Wie uns das Essen schmeckt, hängt auch von der Farbe des Tellers und dem Gewicht des Tellers ab, sagt Oxford-Professor Charles Spence. Hier verrät er fünf Tricks.
Ümit Yoker
Wenn man zum Weingenuss die Carmina Burana hört, schmeckt der Wein gleich intensiver. (Bild: Getty)

Wenn man zum Weingenuss die Carmina Burana hört, schmeckt der Wein gleich intensiver. (Bild: Getty)

Schlappe Chips: Die Chipsschüssel leert sich rapide, und Sie haben keine ­andere Wahl, als Ihren Freunden die angebrochene Packung von letzter Woche hinzustellen? Drehen Sie die Musik auf, dann bemerkt man das fehlende Knuspergeräusch weniger. Allerdings fällt bei voller Lautstärke auch der Alkoholgehalt in der Sangria nicht mehr so auf.

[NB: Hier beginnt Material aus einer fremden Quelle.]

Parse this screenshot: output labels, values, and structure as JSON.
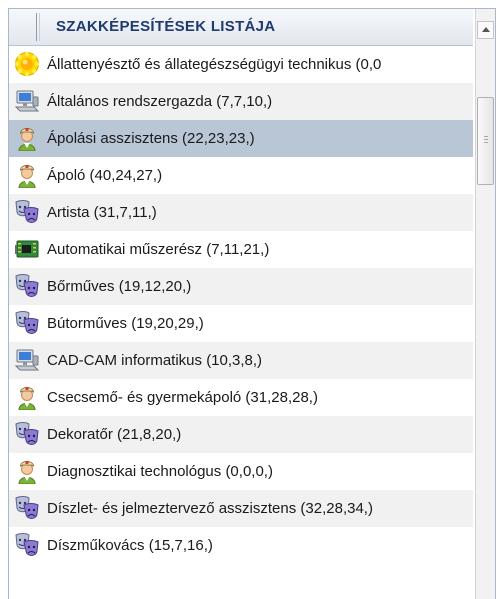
{
  "header": {
    "title": "SZAKKÉPESÍTÉSEK LISTÁJA"
  },
  "colors": {
    "selected_row": "#b9c6d5",
    "alt_row": "#f1f1f1",
    "header_text": "#1f3a6e"
  },
  "items": [
    {
      "label": "Állattenyésztő és állategészségügyi technikus (0,0",
      "icon": "sun-icon",
      "alt": false,
      "selected": false
    },
    {
      "label": "Általános rendszergazda (7,7,10,)",
      "icon": "computer-icon",
      "alt": true,
      "selected": false
    },
    {
      "label": "Ápolási asszisztens (22,23,23,)",
      "icon": "nurse-icon",
      "alt": false,
      "selected": true
    },
    {
      "label": "Ápoló (40,24,27,)",
      "icon": "nurse-icon",
      "alt": false,
      "selected": false
    },
    {
      "label": "Artista (31,7,11,)",
      "icon": "theater-masks-icon",
      "alt": true,
      "selected": false
    },
    {
      "label": "Automatikai műszerész (7,11,21,)",
      "icon": "circuit-board-icon",
      "alt": false,
      "selected": false
    },
    {
      "label": "Bőrműves (19,12,20,)",
      "icon": "theater-masks-icon",
      "alt": true,
      "selected": false
    },
    {
      "label": "Bútorműves (19,20,29,)",
      "icon": "theater-masks-icon",
      "alt": false,
      "selected": false
    },
    {
      "label": "CAD-CAM informatikus (10,3,8,)",
      "icon": "computer-icon",
      "alt": true,
      "selected": false
    },
    {
      "label": "Csecsemő- és gyermekápoló (31,28,28,)",
      "icon": "nurse-icon",
      "alt": false,
      "selected": false
    },
    {
      "label": "Dekoratőr (21,8,20,)",
      "icon": "theater-masks-icon",
      "alt": true,
      "selected": false
    },
    {
      "label": "Diagnosztikai technológus (0,0,0,)",
      "icon": "nurse-icon",
      "alt": false,
      "selected": false
    },
    {
      "label": "Díszlet- és jelmeztervező asszisztens (32,28,34,)",
      "icon": "theater-masks-icon",
      "alt": true,
      "selected": false
    },
    {
      "label": "Díszműkovács (15,7,16,)",
      "icon": "theater-masks-icon",
      "alt": false,
      "selected": false
    }
  ]
}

Wein mit süssen Tönen: Eigentlich war Ihnen gar nicht nach einem fruchtigen Wein, aber nun ist die Flasche schon offen? Manch einem Rotwein lässt sich durchaus noch Tiefe entlocken, wenn er zu «Carmina Burana» oder «Nessun Dorma» getrunken wird. Soll hingegen die Süsse betont werden, empfiehlt Spence zum Beispiel die Tracks 6 und 7 von Mike Oldfields «Tubular Bells».

Wein über den Wolken: Wenn Ihnen auch im Flugzeug nach einem Glas Wein ist, wählen Sie etwas Fruchtiges aus. Weine mit kraftvollen Tanninen hinterlassen so weit oben oftmals einen bitteren und pelzigen Geschmack.

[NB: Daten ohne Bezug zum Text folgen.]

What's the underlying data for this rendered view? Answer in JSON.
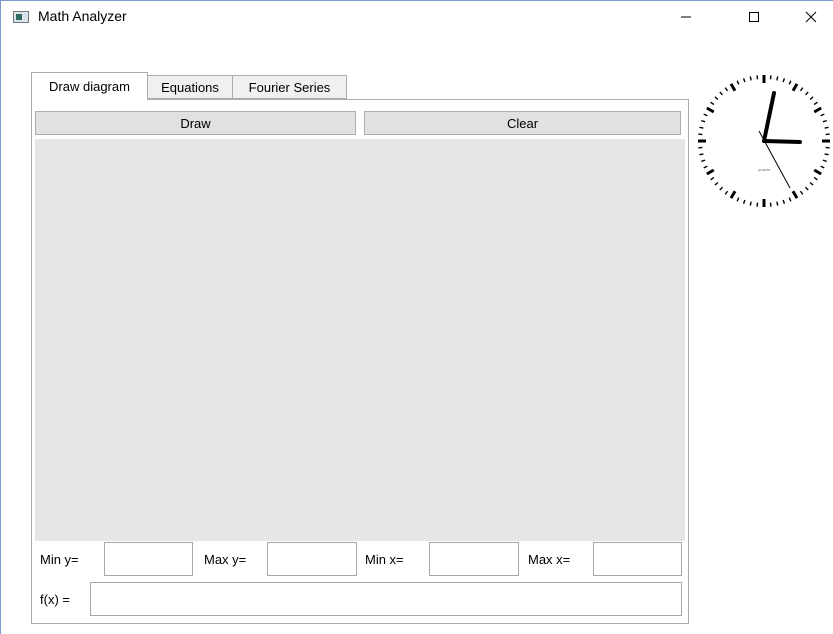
{
  "window": {
    "title": "Math Analyzer",
    "controls": {
      "minimize": "—",
      "maximize": "☐",
      "close": "✕"
    }
  },
  "tabs": [
    {
      "label": "Draw diagram",
      "active": true
    },
    {
      "label": "Equations",
      "active": false
    },
    {
      "label": "Fourier Series",
      "active": false
    }
  ],
  "toolbar": {
    "draw_label": "Draw",
    "clear_label": "Clear"
  },
  "range": {
    "min_y_label": "Min y=",
    "max_y_label": "Max y=",
    "min_x_label": "Min x=",
    "max_x_label": "Max x=",
    "min_y_value": "",
    "max_y_value": "",
    "min_x_value": "",
    "max_x_value": ""
  },
  "function": {
    "label": "f(x) =",
    "value": ""
  },
  "clock": {
    "face_text": "QUARTZ"
  },
  "colors": {
    "canvas": "#e6e6e6",
    "button": "#e1e1e1",
    "border": "#acacac"
  }
}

Freunde in der Küche: Lassen Sie den Besuch ein paar Rüebli mitschnetzeln, wenn er denn mag. Wir schätzen mehr, wozu wir selbst beigetragen haben, sei unser Anteil auch noch so klein. Der sogenannte Ikea-Effekt wirkt auch in der Küche.

Gastrophysische Gewichtskontrolle: Essen Sie aus einer Schüssel und halten Sie diese währenddessen in den Händen; das Gewicht des Geschirrs verstärkt das Sättigungsgefühl. Bereiten Sie Mahlzeiten mit vielen Aromen und Texturen zu. Benutzen Sie rote Teller. Trinken Sie kein Eiswasser zu den Mahlzeiten, es betäubt die Geschmackswahrnehmung.